The volume “The UNESCO Memory of the World Programme: Key Aspects and Recent Developments” responds to the growing interest in the scientific study of the Memory of the World Programme (MoW) and its core concept of documentary heritage, which has received little attention from scholarship so far.
This publication is the sixth in the Springer Heritage Studies Series, and provides a first collection of differing approaches (including reflected reports, essays, research contributions, and theoretical reflections) for the study of the MoW Programme, offering a basis for follow-up activities.

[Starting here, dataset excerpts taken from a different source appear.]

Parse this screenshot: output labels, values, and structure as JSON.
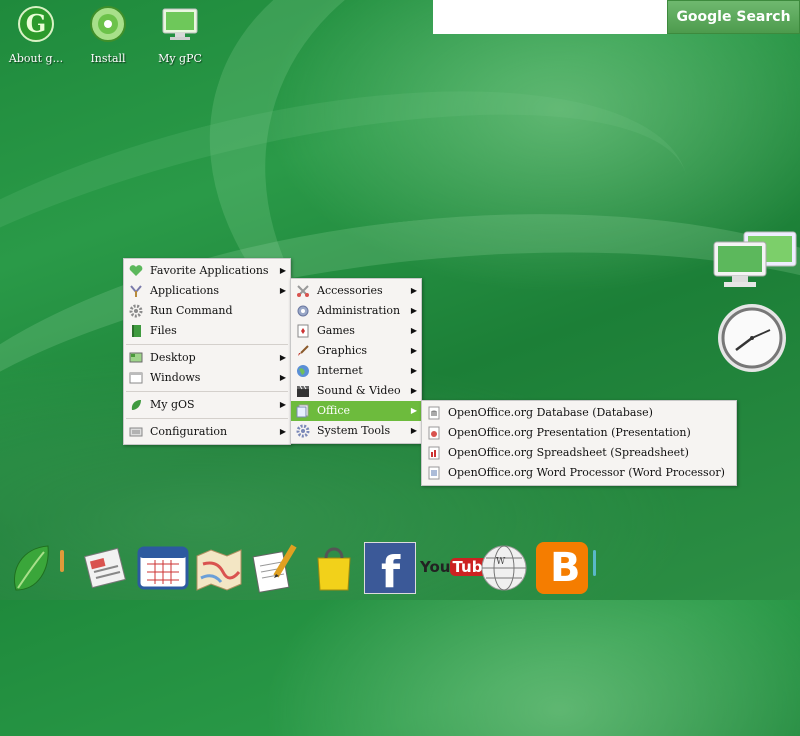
{
  "desktop_icons": [
    {
      "label": "About g..."
    },
    {
      "label": "Install"
    },
    {
      "label": "My gPC"
    }
  ],
  "google": {
    "button_label": "Google Search",
    "input_value": ""
  },
  "main_menu": [
    {
      "label": "Favorite Applications",
      "icon": "heart-icon"
    },
    {
      "label": "Applications",
      "icon": "tools-icon"
    },
    {
      "label": "Run Command",
      "icon": "gear-icon"
    },
    {
      "label": "Files",
      "icon": "book-icon"
    },
    {
      "label": "Desktop",
      "icon": "desktop-icon"
    },
    {
      "label": "Windows",
      "icon": "window-icon"
    },
    {
      "label": "My gOS",
      "icon": "leaf-icon"
    },
    {
      "label": "Configuration",
      "icon": "config-icon"
    }
  ],
  "applications_menu": [
    {
      "label": "Accessories"
    },
    {
      "label": "Administration"
    },
    {
      "label": "Games"
    },
    {
      "label": "Graphics"
    },
    {
      "label": "Internet"
    },
    {
      "label": "Sound & Video"
    },
    {
      "label": "Office"
    },
    {
      "label": "System Tools"
    }
  ],
  "office_menu": [
    {
      "label": "OpenOffice.org Database (Database)"
    },
    {
      "label": "OpenOffice.org Presentation (Presentation)"
    },
    {
      "label": "OpenOffice.org Spreadsheet (Spreadsheet)"
    },
    {
      "label": "OpenOffice.org Word Processor (Word Processor)"
    }
  ],
  "dock": {
    "youtube_text": "YouTube"
  },
  "colors": {
    "menu_highlight": "#6dbb3d",
    "google_button": "#4d9b4d"
  }
}
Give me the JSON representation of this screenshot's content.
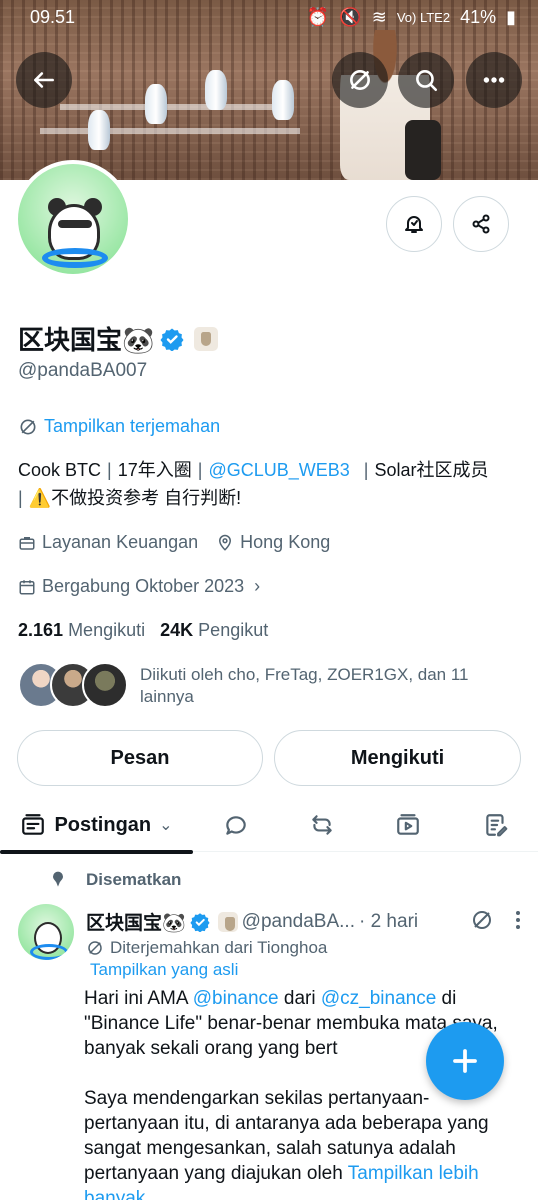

The volume, edited by Ray Edmondson (past Chair of MOWCAP), Lothar Jordan and Anca Claudia Prodan, brings together 21 scholars from around the globe to present aspects deemed crucial for understanding MoW, its development, relevance and potential.
The aim of the publications is to encourage academic research on MoW and to enhance the understanding of its potential and place within Heritage Studies and beyond.
The publication includes chapters from a number of experts involved in MOWCAP, including:
Ray Edmondson, Reviewing the MoW General Guidelines: Reflections on the Experience of 2015–2017;
Helen Jarvis, The Pathway to the Recommendation Concerning the Preservation of, and Access to, Documentary Heritage Including in Digital Form;
Kyung-ho Suh, History Wars in the Memory of the World: The Documents of the Nanjing Massacre and the “Comfort Women”’;
Richard Engelhardt, Methodological Convergence: Documentary Heritage and the International Framework for Cultural Heritage Protection;
Helen H. K Ieong, Memory of the World Education in Macau.